- Date: 10 May 2014 – 10 May 2014
- Location: Meerut, Uttar Pradesh, India 28°59′N 77°42′E﻿ / ﻿28.98°N 77.70°E
- Caused by: Scuffle between two communities over fence construction around a well escalated into riot

Violence and action
- Deaths: 3
- Injuries: 50
- Meerut Location of riots in Uttar Pradesh, India

= 2014 Meerut riots =

On 10 May 2014, a scuffle between two communities over construction of fence around well escalated into riots in Meerut, Uttar Pradesh, a northern state of India As of 11 May, 3 people were killed and 50 injured, including a top police officer and two media persons.

==Background==
Two local groups in Meerut were staking claims in a well which has been directed by court to be maintained at status quo. But, in-charge of nearby mosque had started to construct concrete fence around the well. The incident started at around 2 pm on 10 May in the Teer Gehran area of Meerut. There have been various theories regarding the cause of violence. While Times of India reported that this construction of fence paved way for riots, the New Indian Express reported that installation of water facilitation centre was objected by members from Jain community arguing that it would affect their temple, which started the riots.

==Clashes==
While the cause of riot was uncertain, the argument between the two communities escalated into shouting of slogans against each other. Soon violence erupted and vehicles were set fire. Stone pelting and firing of arms were done by members of both communities. Few police personnel who tried to control the mob faced injuries.

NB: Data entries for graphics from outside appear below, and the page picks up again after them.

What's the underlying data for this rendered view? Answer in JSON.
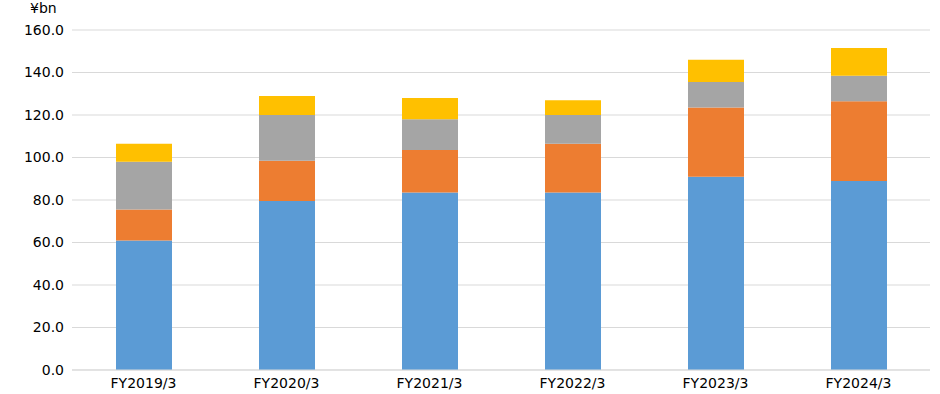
{
  "chart_data": {
    "type": "bar",
    "stacked": true,
    "y_label": "¥bn",
    "categories": [
      "FY2019/3",
      "FY2020/3",
      "FY2021/3",
      "FY2022/3",
      "FY2023/3",
      "FY2024/3"
    ],
    "series": [
      {
        "color": "#5B9BD5",
        "values": [
          61,
          79.5,
          83.5,
          83.5,
          91,
          89
        ]
      },
      {
        "color": "#ED7D31",
        "values": [
          14.5,
          19,
          20,
          23,
          32.5,
          37.5
        ]
      },
      {
        "color": "#A5A5A5",
        "values": [
          22.5,
          21.5,
          14.5,
          13.5,
          12,
          12
        ]
      },
      {
        "color": "#FFC000",
        "values": [
          8.5,
          9,
          10,
          7,
          10.5,
          13
        ]
      }
    ],
    "ylim": [
      0,
      160
    ],
    "yticks": [
      {
        "value": 0,
        "label": "0.0"
      },
      {
        "value": 20,
        "label": "20.0"
      },
      {
        "value": 40,
        "label": "40.0"
      },
      {
        "value": 60,
        "label": "60.0"
      },
      {
        "value": 80,
        "label": "80.0"
      },
      {
        "value": 100,
        "label": "100.0"
      },
      {
        "value": 120,
        "label": "120.0"
      },
      {
        "value": 140,
        "label": "140.0"
      },
      {
        "value": 160,
        "label": "160.0"
      }
    ],
    "grid": true
  }
}
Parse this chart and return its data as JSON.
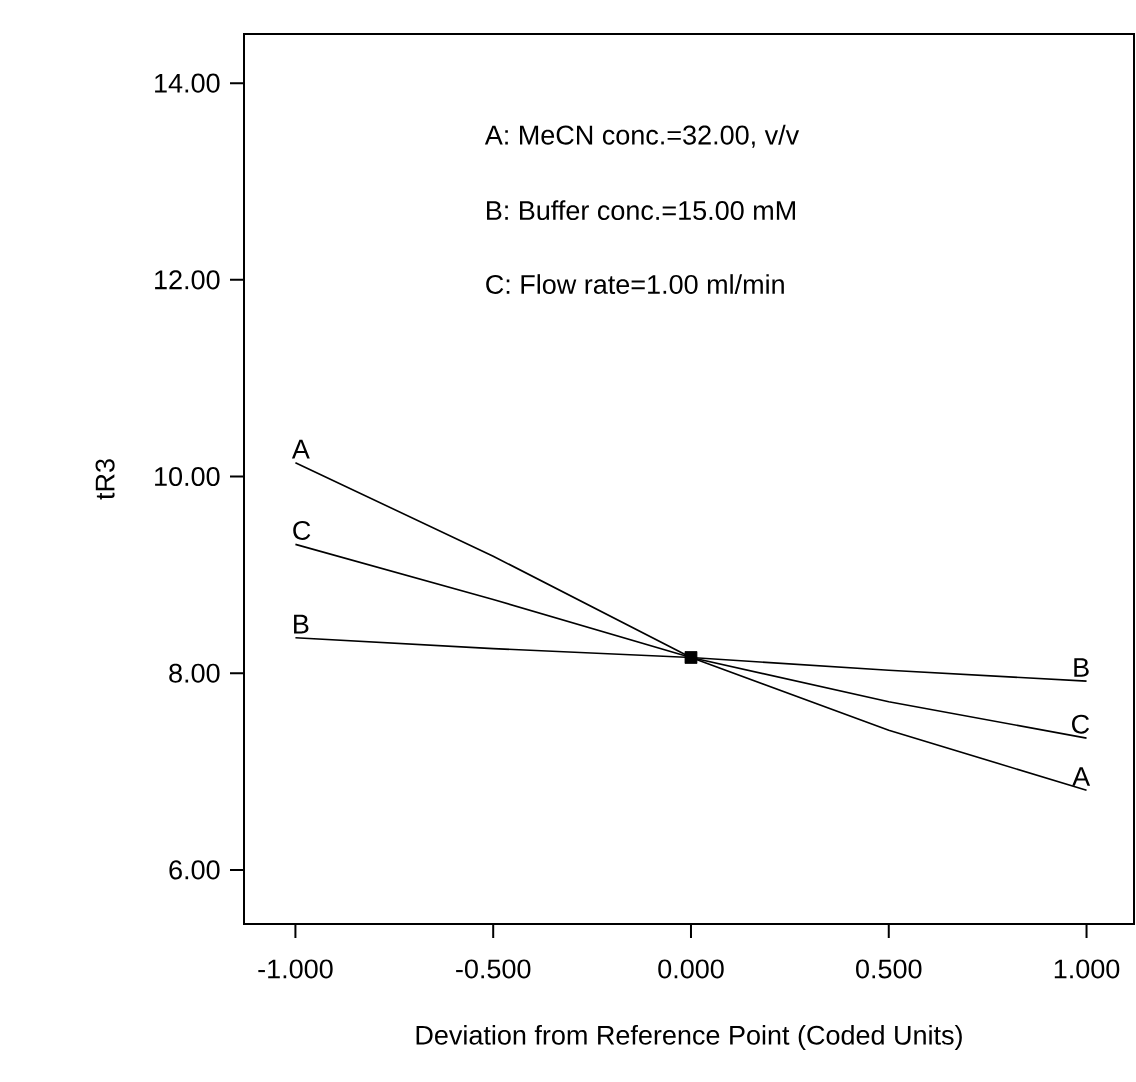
{
  "chart_data": {
    "type": "line",
    "xlabel": "Deviation from Reference Point (Coded Units)",
    "ylabel": "tR3",
    "annotations": [
      "A: MeCN conc.=32.00, v/v",
      "B: Buffer conc.=15.00 mM",
      "C: Flow rate=1.00 ml/min"
    ],
    "x": [
      -1,
      -0.5,
      0,
      0.5,
      1
    ],
    "series": [
      {
        "name": "A",
        "color": "#000000",
        "values": [
          10.14,
          9.19,
          8.16,
          7.42,
          6.81
        ]
      },
      {
        "name": "B",
        "color": "#000000",
        "values": [
          8.36,
          8.25,
          8.16,
          8.03,
          7.92
        ]
      },
      {
        "name": "C",
        "color": "#000000",
        "values": [
          9.31,
          8.75,
          8.16,
          7.71,
          7.34
        ]
      },
      {
        "type": "scatter",
        "marker": "square",
        "color": "#000000",
        "x": [
          0
        ],
        "values": [
          8.16
        ]
      }
    ],
    "xlim": [
      -1.13,
      1.12
    ],
    "ylim": [
      5.45,
      14.5
    ],
    "xticks": [
      {
        "value": -1,
        "label": "-1.000"
      },
      {
        "value": -0.5,
        "label": "-0.500"
      },
      {
        "value": 0,
        "label": "0.000"
      },
      {
        "value": 0.5,
        "label": "0.500"
      },
      {
        "value": 1,
        "label": "1.000"
      }
    ],
    "yticks": [
      {
        "value": 6,
        "label": "6.00"
      },
      {
        "value": 8,
        "label": "8.00"
      },
      {
        "value": 10,
        "label": "10.00"
      },
      {
        "value": 12,
        "label": "12.00"
      },
      {
        "value": 14,
        "label": "14.00"
      }
    ]
  }
}
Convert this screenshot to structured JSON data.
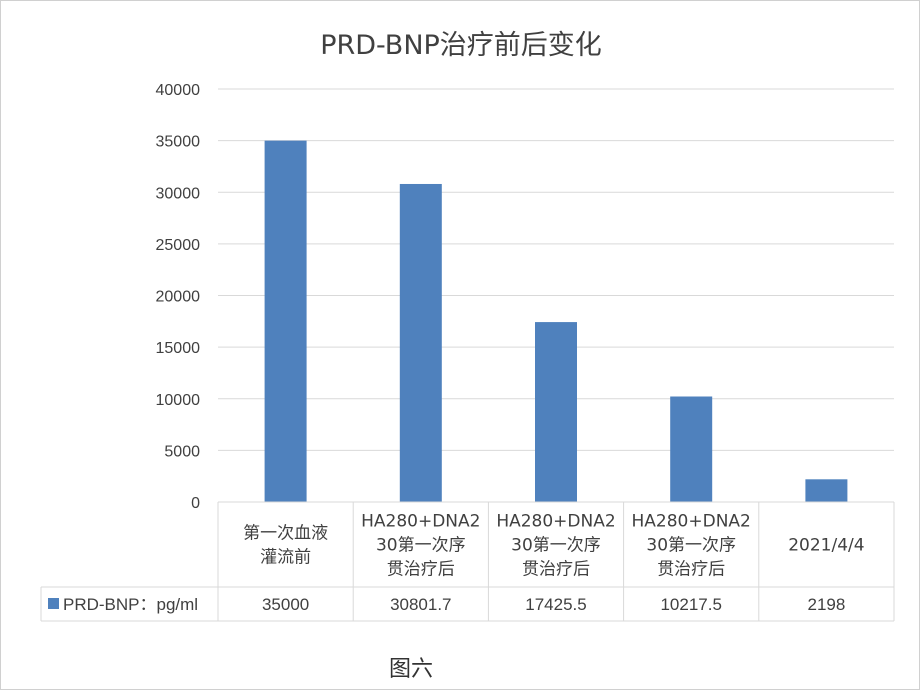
{
  "chart_data": {
    "type": "bar",
    "title": "PRD-BNP治疗前后变化",
    "categories": [
      [
        "第一次血液",
        "灌流前"
      ],
      [
        "HA280+DNA2",
        "30第一次序",
        "贯治疗后"
      ],
      [
        "HA280+DNA2",
        "30第一次序",
        "贯治疗后"
      ],
      [
        "HA280+DNA2",
        "30第一次序",
        "贯治疗后"
      ],
      [
        "2021/4/4"
      ]
    ],
    "series": [
      {
        "name": "PRD-BNP：pg/ml",
        "values": [
          35000,
          30801.7,
          17425.5,
          10217.5,
          2198
        ],
        "value_labels": [
          "35000",
          "30801.7",
          "17425.5",
          "10217.5",
          "2198"
        ],
        "color": "#4f81bd"
      }
    ],
    "yticks": [
      "0",
      "5000",
      "10000",
      "15000",
      "20000",
      "25000",
      "30000",
      "35000",
      "40000"
    ],
    "ylim": [
      0,
      40000
    ],
    "grid": true,
    "legend": "data-table"
  },
  "caption": "图六"
}
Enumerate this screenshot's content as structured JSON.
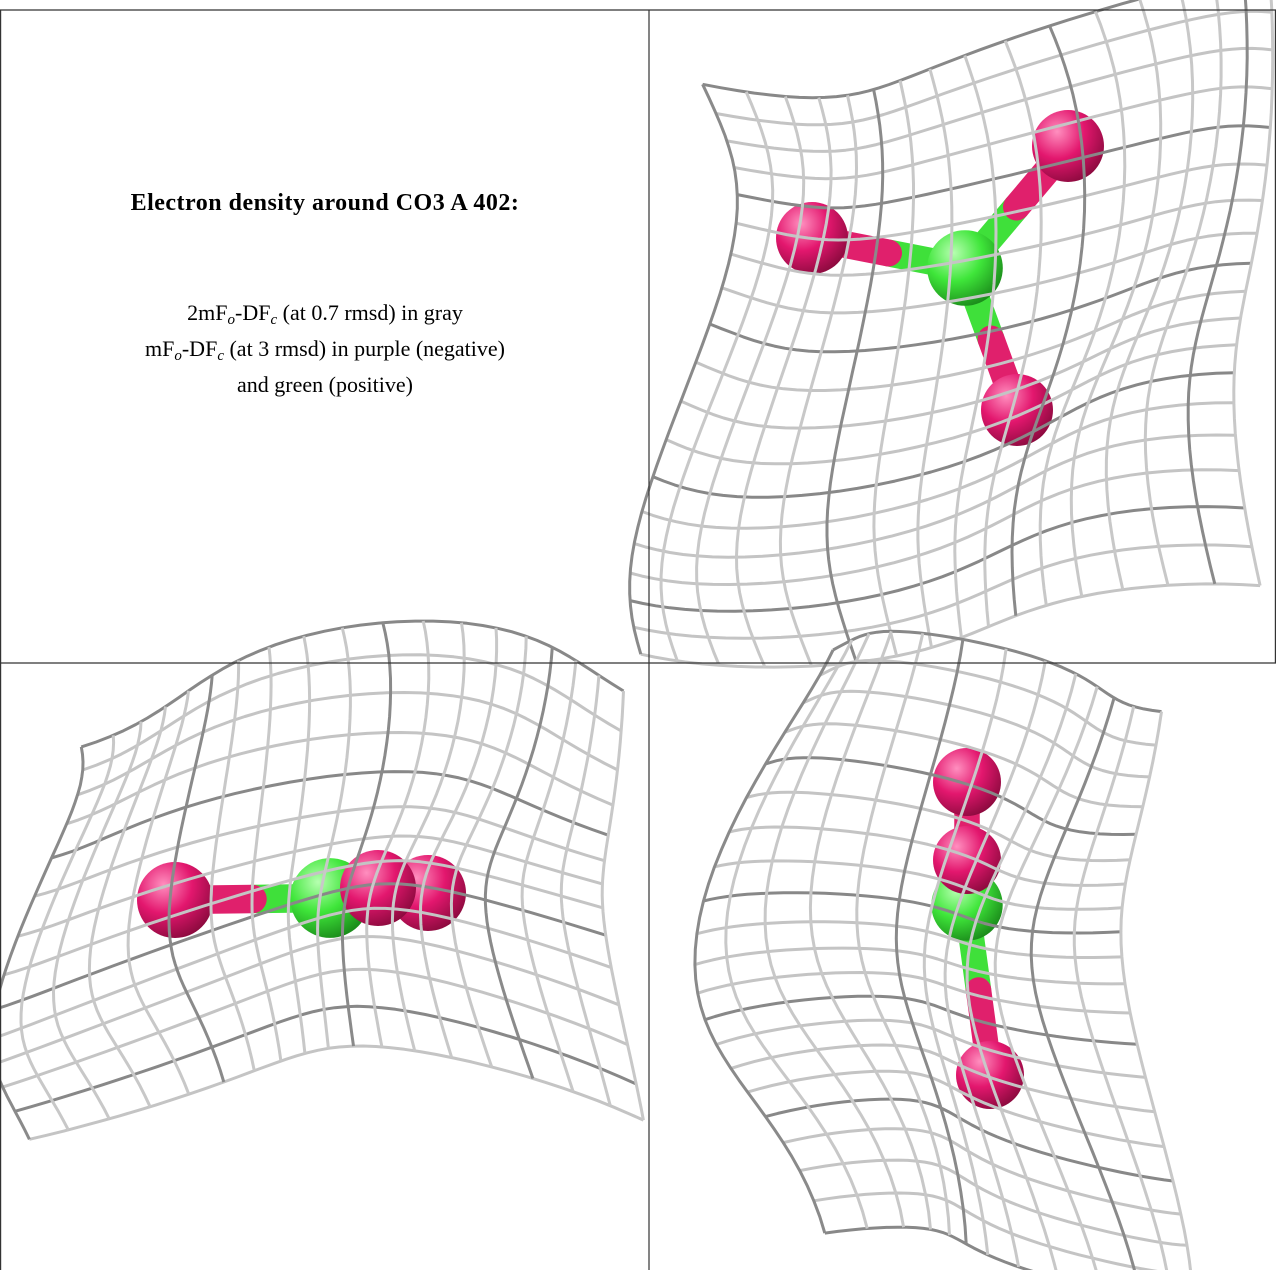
{
  "caption": {
    "title": "Electron density around CO3 A 402:",
    "lines": [
      [
        "2mF",
        "o",
        "-DF",
        "c",
        " (at 0.7 rmsd) in gray"
      ],
      [
        "mF",
        "o",
        "-DF",
        "c",
        " (at 3 rmsd) in purple (negative)"
      ],
      [
        "and green (positive)"
      ]
    ]
  }
}
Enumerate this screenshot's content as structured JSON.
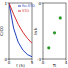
{
  "chart_data": [
    {
      "type": "line",
      "xlabel": "t (h)",
      "ylabel": "C/C0",
      "x": [
        0,
        1,
        2,
        3,
        4,
        5
      ],
      "series": [
        {
          "name": "Ru-STO",
          "color": "#1f3fbf",
          "values": [
            1.0,
            0.55,
            0.3,
            0.16,
            0.08,
            0.04
          ]
        },
        {
          "name": "STO",
          "color": "#d03030",
          "values": [
            1.0,
            0.8,
            0.62,
            0.48,
            0.37,
            0.28
          ]
        }
      ],
      "xlim": [
        0,
        5
      ],
      "xticks": [
        0,
        5
      ],
      "ylim": [
        0,
        1
      ],
      "yticks": [
        0,
        1
      ],
      "legend": "upper right"
    },
    {
      "type": "scatter",
      "ylabel": "ln k",
      "xlabel": "Ti",
      "x": [
        1,
        2,
        3
      ],
      "values": [
        -2.4,
        -1.6,
        -0.8
      ],
      "color": "#2a9a2a",
      "marker": "circle",
      "xlim": [
        0,
        4
      ],
      "xticks": [
        0,
        4
      ],
      "ylim": [
        -3,
        0
      ],
      "yticks": [
        -3,
        0
      ]
    }
  ]
}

One person succumbed to bullet wound, while other injured were being taken to local hospitals.

==Security==
Police sources stated that patrolling has been intensified. Six companies of Provincial Armed Constabulary and Eight companies of Rapid Action Force has been deployed to restore peace Shops were closed in the area due to rioting.

Criminal Cases were registered against 200 people in connection with the riots and Nauchandi Mela has been wound up before its scheduled end. According to Meerut SP Om Prakash Singh, the police have identified some criminals from a video footage.

== Arrest ==
Two persons were held after the victim succumbed to injuries.